Immigration Reform Can Be Quick And Simple (Part 2)

Immigration Reform Can Be Quick And Simple (Part 2)

In a previous article, I discussed how we are all waiting for Comprehensive Immigration Reform (CIR), but Congress is evenly divided and it seems the Republicans and Democrats are unwilling to compromise on their positions and proposals. While we are waiting for CIR, there are several things Congress can do immediately, which would greatly benefit the government and intending immigrants. Here are more quick, simple, and easy proposals to address immigration issues, problems, and solutions now:

  1. Prioritize serious crimes and immigration violations for removal/deportation. Under Trump, even the most minor immigration violation could trigger a person being placed in deportation/removal. Every case was deemed an “enforcement priority”, such that a person merely overstaying their visa and a felon or terrorist were being equally targeted for removal. Trial Attorneys (TA’s) steadfastly refused to consider prosecutorial discretion. While the Biden administration is making great inroads into prioritizing the removal of really bad and dangerous people (such as aggravated felons, terrorists, etc.), they must do more in terms of exercising prosecutorial discretion. Currently, there are over 1.5 million cases backlogged in immigration courts, with fewer than 500 immigration judges handling it all. It makes no sense to clog courtrooms, pursuing someone who overstayed their visa, versus focusing on the felons and terrorists instead. Prosecutors have always had the discretion on whether to charge or prosecute a person. Look at places like Los Angeles, New York, etc., where district attorneys are deciding not to prosecute many criminals. In the immigration setting, the TA’s should be more proactive in exercising prosecutorial discretion, by either not pursuing removal against people, or agreeing to either administratively close or even dismiss cases which are truly “low priority” when it comes to our nation’s safety and security.
  2. USCIS should carry out its core mission of finding ways to approve cases. After 9/11, Congress disbanded the Immigration and Naturalization Service, (INS), and created U.S. Immigration and Customs Enforcement (ICE), Customs and Border Protection (CBP), and U.S. Citizenship and Immigration Services (USCIS). ICE and CBP were to be the agencies in charge of enforcement, and USCIS was to be the agency in charge of granting benefits, not enforcement. Sometimes, it seems some adjudicators at USCIS have forgotten their core mission, and lean heavily towards enforcement. However, as far back as 1980, a Regional Commissioner from legacy INS sent a memo, reminding officers they should not adjudicate applications and petitions “in an adversary manner or looking for a reason to deny”. Instead, officers should be “looking for a way to approve them”, and deny only if they cannot find a way to approve the petition or the application. Many officers have forgotten the core mission of USCIS, and have developed an attitude of looking for ways to deny a case, versus approaching a case with an attitude of “innocent until proven guilty,” and trying to find ways to approve versus deny cases.
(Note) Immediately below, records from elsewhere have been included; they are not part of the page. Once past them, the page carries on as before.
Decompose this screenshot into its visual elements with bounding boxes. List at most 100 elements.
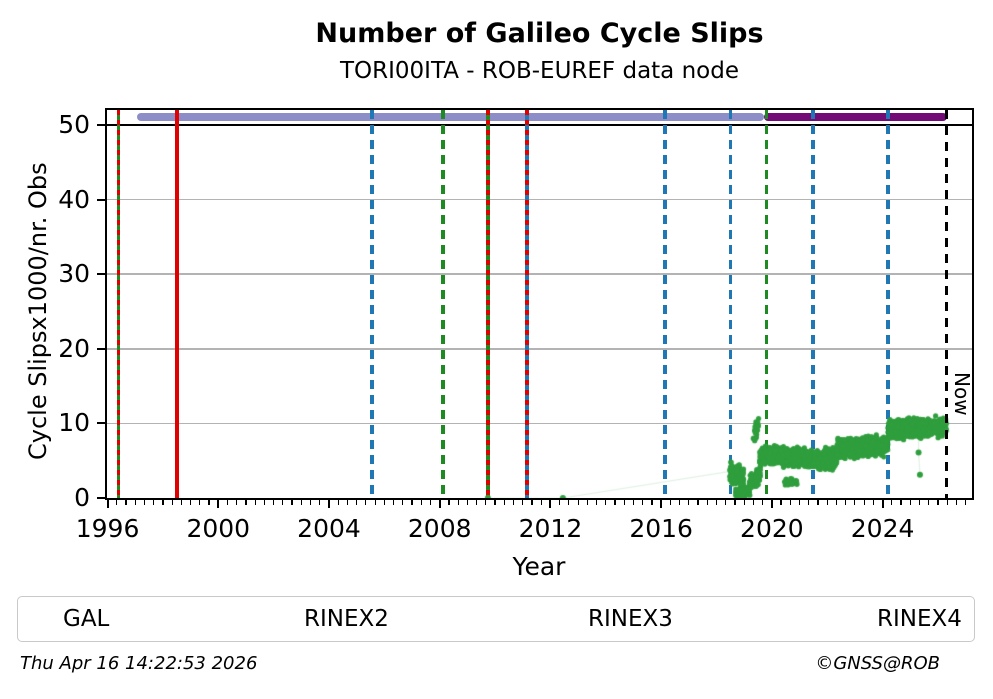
- x-minor-tick: [946, 500, 948, 505]
- x-minor-tick: [826, 500, 828, 505]
- x-minor-tick: [835, 500, 838, 505]
- x-minor-tick: [512, 500, 515, 505]
- x-tick-label: 2004: [297, 514, 361, 543]
- x-minor-tick: [226, 500, 229, 505]
- x-minor-tick: [762, 500, 764, 505]
- y-major-tick: [97, 497, 105, 499]
- x-minor-tick: [605, 500, 607, 505]
- x-major-tick: [881, 500, 884, 508]
- legend-label-rinex2: RINEX2: [304, 606, 389, 632]
- y-tick-label: 0: [74, 483, 90, 512]
- y-tick-label: 30: [58, 259, 90, 289]
- x-minor-tick: [586, 500, 588, 505]
- x-minor-tick: [116, 500, 118, 505]
- x-minor-tick: [568, 500, 570, 505]
- x-major-tick: [327, 500, 330, 508]
- x-axis-label: Year: [512, 552, 566, 581]
- x-minor-tick: [817, 500, 819, 505]
- x-minor-tick: [466, 500, 468, 505]
- x-minor-tick: [503, 500, 505, 505]
- x-minor-tick: [909, 500, 911, 505]
- x-minor-tick: [642, 500, 644, 505]
- x-minor-tick: [429, 500, 432, 505]
- x-minor-tick: [780, 500, 782, 505]
- x-minor-tick: [937, 500, 939, 505]
- legend: GAL RINEX2 RINEX3 RINEX4: [17, 596, 975, 642]
- x-tick-label: 2024: [850, 514, 915, 543]
- x-minor-tick: [623, 500, 625, 505]
- x-minor-tick: [236, 500, 238, 505]
- x-minor-tick: [688, 500, 690, 505]
- y-tick-label: 40: [58, 184, 90, 214]
- now-line: [944, 110, 948, 498]
- x-minor-tick: [411, 500, 413, 505]
- x-minor-tick: [153, 500, 155, 505]
- y-major-tick: [97, 422, 105, 425]
- x-minor-tick: [965, 500, 967, 505]
- x-minor-tick: [291, 500, 293, 505]
- x-minor-tick: [614, 500, 616, 505]
- x-minor-tick: [706, 500, 708, 505]
- x-minor-tick: [171, 500, 173, 505]
- x-minor-tick: [918, 500, 921, 505]
- x-minor-tick: [900, 500, 902, 505]
- x-minor-tick: [494, 500, 496, 505]
- footer-credit: ©GNSS@ROB: [815, 653, 940, 674]
- x-tick-label: 2012: [518, 514, 583, 543]
- x-minor-tick: [752, 500, 754, 505]
- now-annotation: Now: [950, 372, 974, 416]
- legend-label-gal: GAL: [63, 606, 110, 632]
- x-minor-tick: [955, 500, 957, 505]
- y-tick-label: 50: [58, 109, 90, 139]
- x-minor-tick: [365, 500, 367, 505]
- x-minor-tick: [125, 500, 127, 505]
- x-minor-tick: [402, 500, 404, 505]
- gal-marker-icon: [45, 614, 52, 624]
- x-minor-tick: [798, 500, 801, 505]
- legend-item-gal: GAL: [45, 597, 109, 641]
- chart-subtitle: TORI00ITA - ROB-EUREF data node: [340, 58, 739, 84]
- x-minor-tick: [697, 500, 699, 505]
- x-minor-tick: [392, 500, 395, 505]
- x-minor-tick: [808, 500, 810, 505]
- x-minor-tick: [319, 500, 321, 505]
- x-major-tick: [770, 500, 773, 508]
- legend-item-rinex2: RINEX2: [286, 597, 389, 641]
- x-minor-tick: [374, 500, 376, 505]
- x-minor-tick: [743, 500, 745, 505]
- x-minor-tick: [715, 500, 718, 505]
- x-minor-tick: [679, 500, 681, 505]
- x-minor-tick: [669, 500, 671, 505]
- x-minor-tick: [143, 500, 146, 505]
- x-minor-tick: [872, 500, 874, 505]
- x-minor-tick: [928, 500, 930, 505]
- y-major-tick: [97, 347, 105, 350]
- x-minor-tick: [309, 500, 312, 505]
- x-minor-tick: [356, 500, 358, 505]
- x-minor-tick: [863, 500, 865, 505]
- rinex3-marker-icon: [570, 614, 577, 624]
- x-minor-tick: [199, 500, 201, 505]
- footer-timestamp: Thu Apr 16 14:22:53 2026: [20, 653, 258, 674]
- x-minor-tick: [595, 500, 598, 505]
- plot-frame: [105, 108, 974, 500]
- x-minor-tick: [457, 500, 459, 505]
- x-minor-tick: [559, 500, 561, 505]
- x-minor-tick: [522, 500, 524, 505]
- x-minor-tick: [346, 500, 349, 505]
- y-major-tick: [97, 273, 105, 276]
- x-minor-tick: [383, 500, 385, 505]
- legend-label-rinex4: RINEX4: [877, 606, 962, 632]
- x-minor-tick: [448, 500, 450, 505]
- x-minor-tick: [725, 500, 727, 505]
- x-minor-tick: [845, 500, 847, 505]
- x-minor-tick: [531, 500, 533, 505]
- rinex2-marker-icon: [286, 614, 293, 624]
- x-tick-label: 2000: [186, 514, 251, 543]
- x-major-tick: [106, 500, 109, 508]
- x-minor-tick: [337, 500, 339, 505]
- x-minor-tick: [577, 500, 579, 505]
- x-tick-label: 2016: [629, 514, 693, 543]
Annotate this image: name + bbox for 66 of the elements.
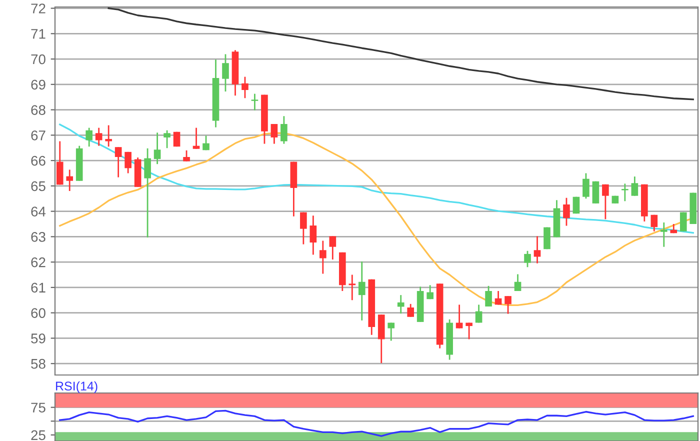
y-tick-label: 65 — [31, 181, 46, 192]
candlestick — [66, 168, 74, 192]
candlestick — [426, 284, 434, 300]
y-tick-label: 70 — [31, 54, 46, 64]
y-tick-label: 63 — [31, 232, 46, 242]
candlestick — [358, 260, 366, 322]
candlestick — [124, 151, 132, 174]
candlestick — [660, 222, 668, 248]
candlestick — [494, 290, 502, 306]
line-series — [59, 124, 694, 234]
candlestick — [192, 127, 200, 150]
candlestick — [397, 294, 404, 314]
y-tick-label: 67 — [31, 130, 46, 140]
candlestick — [114, 146, 122, 178]
y-tick-label: 58 — [31, 358, 46, 369]
candlestick — [592, 180, 600, 204]
candlestick — [650, 214, 658, 232]
candlestick — [144, 148, 151, 238]
y-tick-label: 59 — [31, 334, 46, 344]
candlestick — [680, 212, 687, 232]
candlestick — [329, 235, 336, 260]
y-tick-label: 75 — [31, 402, 46, 413]
line-series — [59, 410, 694, 437]
candlestick — [105, 124, 112, 148]
candlestick — [222, 54, 229, 92]
candlestick — [563, 197, 570, 226]
candlestick — [504, 295, 512, 315]
y-tick-label: 66 — [31, 156, 46, 166]
candlestick — [485, 285, 492, 308]
y-tick-label: 69 — [31, 80, 46, 90]
y-tick-label: 60 — [31, 308, 46, 318]
candlestick — [270, 123, 278, 144]
y-tick-label: 62 — [31, 257, 46, 268]
candlestick — [242, 76, 248, 99]
candlestick — [164, 130, 170, 149]
line-series — [108, 7, 694, 100]
y-tick-label: 72 — [31, 4, 46, 14]
candlestick — [514, 274, 522, 292]
candlestick — [388, 322, 395, 342]
candlestick — [95, 127, 102, 147]
candlestick — [183, 150, 190, 162]
y-tick-label: 25 — [31, 430, 46, 440]
candlestick — [251, 93, 258, 111]
candlestick — [154, 132, 161, 165]
y-tick-label: 64 — [31, 206, 46, 216]
candlestick — [524, 250, 531, 268]
candlestick — [475, 304, 482, 324]
candlestick — [56, 140, 64, 186]
chart-title: RSI(14) — [56, 381, 98, 393]
candlestick — [534, 235, 541, 264]
candlestick — [631, 176, 638, 197]
candlestick — [320, 240, 326, 274]
candlestick — [407, 303, 414, 318]
candlestick — [310, 214, 317, 256]
candlestick — [280, 115, 288, 144]
candlestick — [582, 172, 590, 200]
candlestick — [86, 127, 93, 148]
candlestick — [300, 212, 307, 245]
y-tick-label: 71 — [31, 29, 46, 39]
candlestick — [466, 322, 472, 340]
candlestick — [348, 274, 356, 301]
candlestick — [456, 304, 463, 329]
y-tick-label: 61 — [31, 282, 46, 293]
candlestick — [602, 184, 609, 220]
candlestick — [202, 134, 210, 151]
y-tick-label: 68 — [31, 105, 46, 115]
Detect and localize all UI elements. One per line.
I know all of us want Comprehensive Immigration Reform (CIR), and we wish members of Congress could get together and finally pass legislation to that effect. In the meantime, the above proposals are not radical. They had been in place already, and we all saw they worked wonderfully and greatly benefited the U.S. I hope Congress would take note of these proposals, which could greatly alleviate the workload for the government and anxiety for intending immigrants.